Hunting and Fauna: Ungulate fauna and environmental constraints, in-depth study on the issue of damage to agriculture by wild animals and on the problems of ungulate fauna.
Courtesy of the Accademia dei Georgofili, we propose again the interesting note by prof. Giovanni Bernetti, one of the most authoritative experts in forestry: A recent day of study on the damage from wildlife to agriculture has taken up a topic that has been treated and repeated for at least 30 years. Again, if anything, there was the level of insight. All this age-old question arose around 1970, after the observation that within the State Forests all the renewal of tree species was grazed and, in particular, that of the silver fir which, notoriously, is a species in a state of recession. This was, however, an internal story of the State Forests which, then, considered themselves free to promote biodiversity in the way they believed most appropriate, that is, without doing anything. Then the populations of wild animals became more numerous and began to trespass abundantly on private land, damaging the crops.
It is no longer a question of damages to be compensated individually; but these are continuous and repeated damages that no longer affect a single harvest, but the whole peaceful exercise of the right of ownership. The state, relying on biological equilibrium, introduced the wolf; but the wolf, like a good wolf, began to punctually eat the sheep, adding damage on damage. The Regions, on the other hand, act in a slightly more concrete way by providing contributions for the construction of fences and other defense works.
The possibility of reducing the numbers with is never considered hunting interventions properly regulated; wildlife, in fact, is untouchable because it is the most spectacular and emotional vehicle of propaganda for the protection of nature; it is the same reason why the cutting of trees is discouraged even for thinning.
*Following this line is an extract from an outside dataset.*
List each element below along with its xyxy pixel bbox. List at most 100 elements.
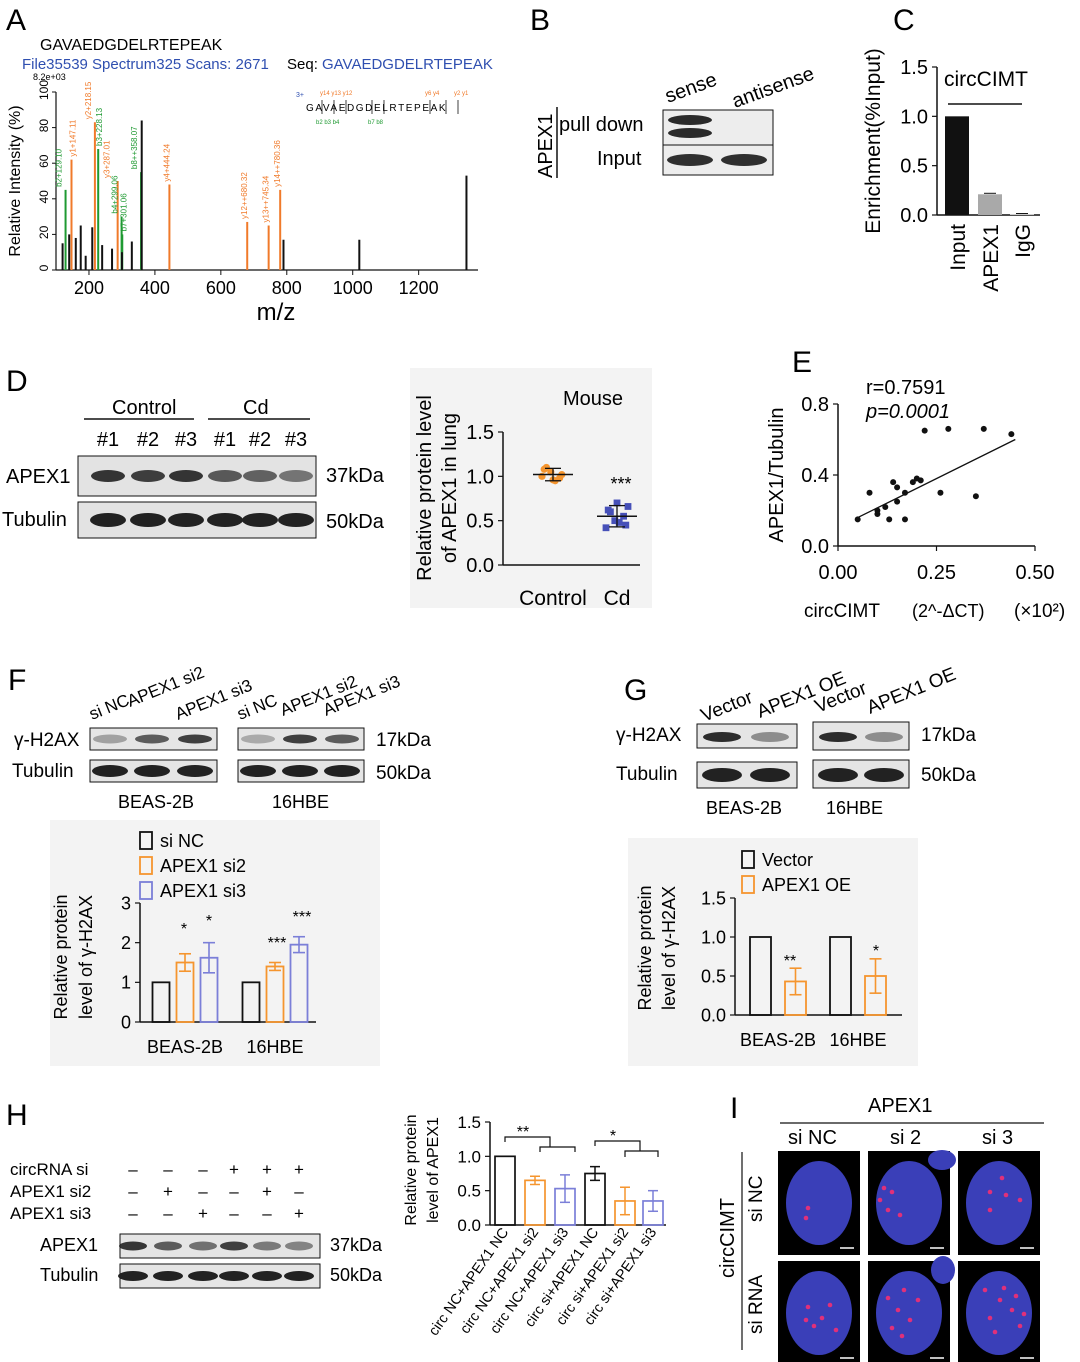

The problem of damage from wildlife is therefore part of a much broader framework of a mindset that has extended its influence on private property by imposing, to protect the environment, landscape and nature, constraints that are too generalized, redundant and burdensome if not confiscators of income. These provisions were issued on the impulse of absolute confidence in the effects of biological equilibrium and on the indefinite duration of the opulent economy. Much has been facilitated by the abandonment of the mountains and the high hills and the consequent lack of interest of farmers' associations and trade unions.
Such is the level of abandonment that the National Forest Inventory of 2005 reports, for Italy, 5 million hectares of forest more than previous statistics and most of these are newly formed forests on crops withdrawn from operation . Anyone who trusts in indefinite well-being and deems production superfluous will have been happy. However, the heroes of solitude still produce: the rearguards of farmers or shepherds or the vanguards of idealistic pioneers. However, those who cut woody vegetation to restore a field even risk being charged with an environmental disaster. That's all.